Luchterhand
Gebundene Ausgabe
2002
oder als Suhrkamp-Taschenbuch verfügabr
Kurzbeschreibung:
Christa Wolf kehrt zurück aus der antiken Mythologie in unsere gegenwärtige Geschichte und beschreibt die lebensbedrohliche Krankheit einer Frau. Leibhaftig ist die namenlose Heldin ihrer neuen Erzählung einer existentiellen Krise ausgesetzt: die Krankheit bringt sie an den Rand des Todes, macht ihren Körper zum Seismographen eines allgemeinen Zusammenbruchs und damit auch zum Schauplatz für Wolfs ureigenes Thema: den Konflikt zwischen Individuum und Gesellschaft. Wie ausweglos muss die Krise einer Gesellschaft sein, daß sich ihr Niedergang so in das Individuum einschreibt...
Über die Autorin:
Christa Wolf, geboren 1929 in Landsberg/Warthe (Gorzów Wielkopolski), lebte in Berlin und Woserin, Mecklenburg-Vorpommern. Ihr Werk wurde mit zahlreichen Preisen, darunter dem Georg-Büchner-Preis, dem Thomas Mann Preis und dem Uwe-Johnson-Preis, ausgezeichnet. Sie verstarb 2011 in Berlin.
Mein Eindruck:
Dieses relativ späte Buch von Christa Wolf schwankt bei 189 Seiten mit großer Schrift zwischen Erzählung und Kurzroman. Die Ich –Erzählerin wird noch zu Zeiten der DDR in ein Krankenhaus eingeliefert, da sie lebensgefährlich erkrankt ist. Der Stil entspricht zeitweise dem Zustand der Kranken, ihr Bewusstsein schwebt zwischen Traum und Realität, ihre Gedanken gehen auch mal weit zurück. Dann gibt es wieder klare Momente, in denen sie offenbar ihren Mann anspricht. Dieser Wechsel zwischen Ich und Du hat manche Kritiker anscheinend verwirrt, wenn man die Rezensionen bei Perlentaucher liest.

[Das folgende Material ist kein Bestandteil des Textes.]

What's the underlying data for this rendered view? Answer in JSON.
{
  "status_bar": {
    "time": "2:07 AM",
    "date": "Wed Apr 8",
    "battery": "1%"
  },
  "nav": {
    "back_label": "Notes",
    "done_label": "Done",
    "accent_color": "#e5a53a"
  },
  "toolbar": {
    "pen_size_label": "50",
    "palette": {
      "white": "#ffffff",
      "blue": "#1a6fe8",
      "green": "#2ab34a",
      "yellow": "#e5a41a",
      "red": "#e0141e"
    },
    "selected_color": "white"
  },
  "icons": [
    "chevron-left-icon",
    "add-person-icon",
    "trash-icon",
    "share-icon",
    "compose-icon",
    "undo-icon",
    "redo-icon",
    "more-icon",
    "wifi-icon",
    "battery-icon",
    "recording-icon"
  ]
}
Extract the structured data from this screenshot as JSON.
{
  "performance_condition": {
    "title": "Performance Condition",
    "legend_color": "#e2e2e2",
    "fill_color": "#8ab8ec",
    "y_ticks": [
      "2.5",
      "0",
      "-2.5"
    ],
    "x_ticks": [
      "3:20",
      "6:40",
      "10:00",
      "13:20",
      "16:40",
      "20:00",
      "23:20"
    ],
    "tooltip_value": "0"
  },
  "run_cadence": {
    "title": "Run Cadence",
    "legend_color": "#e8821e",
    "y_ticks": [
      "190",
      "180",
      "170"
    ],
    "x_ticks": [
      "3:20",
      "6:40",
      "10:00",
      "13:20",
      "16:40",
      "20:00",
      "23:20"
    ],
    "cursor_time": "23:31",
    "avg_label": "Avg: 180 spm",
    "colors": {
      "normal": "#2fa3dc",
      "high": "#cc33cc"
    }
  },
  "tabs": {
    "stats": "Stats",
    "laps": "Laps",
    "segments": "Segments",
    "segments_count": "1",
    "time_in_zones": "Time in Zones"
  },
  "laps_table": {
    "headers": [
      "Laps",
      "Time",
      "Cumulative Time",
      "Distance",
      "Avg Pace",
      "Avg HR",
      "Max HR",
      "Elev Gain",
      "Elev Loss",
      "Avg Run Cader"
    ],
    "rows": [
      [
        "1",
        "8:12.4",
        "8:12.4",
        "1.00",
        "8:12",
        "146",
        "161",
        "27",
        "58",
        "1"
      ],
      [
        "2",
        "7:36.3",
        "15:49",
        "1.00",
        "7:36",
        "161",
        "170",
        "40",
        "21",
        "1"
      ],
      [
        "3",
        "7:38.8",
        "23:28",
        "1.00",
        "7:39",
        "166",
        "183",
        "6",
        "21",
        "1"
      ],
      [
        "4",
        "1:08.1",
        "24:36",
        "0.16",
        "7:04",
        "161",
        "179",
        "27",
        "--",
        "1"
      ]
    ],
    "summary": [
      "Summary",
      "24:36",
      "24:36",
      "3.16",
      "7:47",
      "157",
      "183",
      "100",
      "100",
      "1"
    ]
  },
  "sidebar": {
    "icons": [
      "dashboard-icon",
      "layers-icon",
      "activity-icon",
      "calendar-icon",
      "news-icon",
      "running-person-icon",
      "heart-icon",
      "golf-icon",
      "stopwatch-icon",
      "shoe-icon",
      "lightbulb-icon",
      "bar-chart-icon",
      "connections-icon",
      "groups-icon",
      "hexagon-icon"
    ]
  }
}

Inwieweit diese Krankheit als Parabel für die endende DDR-Situation steht, ist vieldiskutiert. Es gibt sogar eine umfangreiche Magisterarbeit (Krankheit als Metapher in Christa Wolfs Erzählung "Leibhaftig") darüber. Daher will ich mich dazu nicht äußern.
Was mich mehr überzeugte war die private Situation einer schwer erkrankten, was sie denkt und wie sie Ärzte und Schwestern wahrnimmt. Bekannterweise hat Christa Wolf selbst eine Blinddarmentzündung und Operation durchstehen müssen. Autobiographisches Erzählen ist vielleicht die ganz große Stärke der Christa Wolf.
Es ermöglich umso stärker ein Mitfühlen beim Lesen.
Natürlich kann man die DDR dabei nicht ausblenden, das Krankenhaus ist teilweise schlecht versorgt und unterbesetzt, weil es einen strengen Sparplan erfüllen muss.
Sprachlich bin ich an manchen Abschnitten nur halb überzeugt, einiges kommt mir zu gewollt, fast schon konstruiert vor. Das empfand ich vor allen bei den Totenreich-Metaphern (Orpheus, Eurydike) am Ende des Buches. Zum Glück überwiegen aber eine Vielzahl gelungener Sätze und wichtiger Passagen, die das Lesen doch lohnen lassen.
Besonders gefallen mir neben den monologartigen Gedankenströmen die relativ wenigen Dialoge, die eine Beziehung der Patientin mit dem Chefarzt und mehr noch mit der Anästhesistin Kora Bachmann herstellt, Bachmann, ein bedeutungsvoller Name für die Kranke, die junge Ärztin versteht das nicht. Das und andere Aspekte gehören zu der milden Form von Ironie, die Christ Wolf, eine sonst eigentlich ironiefreie Autorin, hier anwendet!
Es ist kein ganz einfach geschriebenes Buch, manche Passagen habe ich zweimal gelesen, aber dafür war ich am Ende dann doch zufrieden mit dem Buch!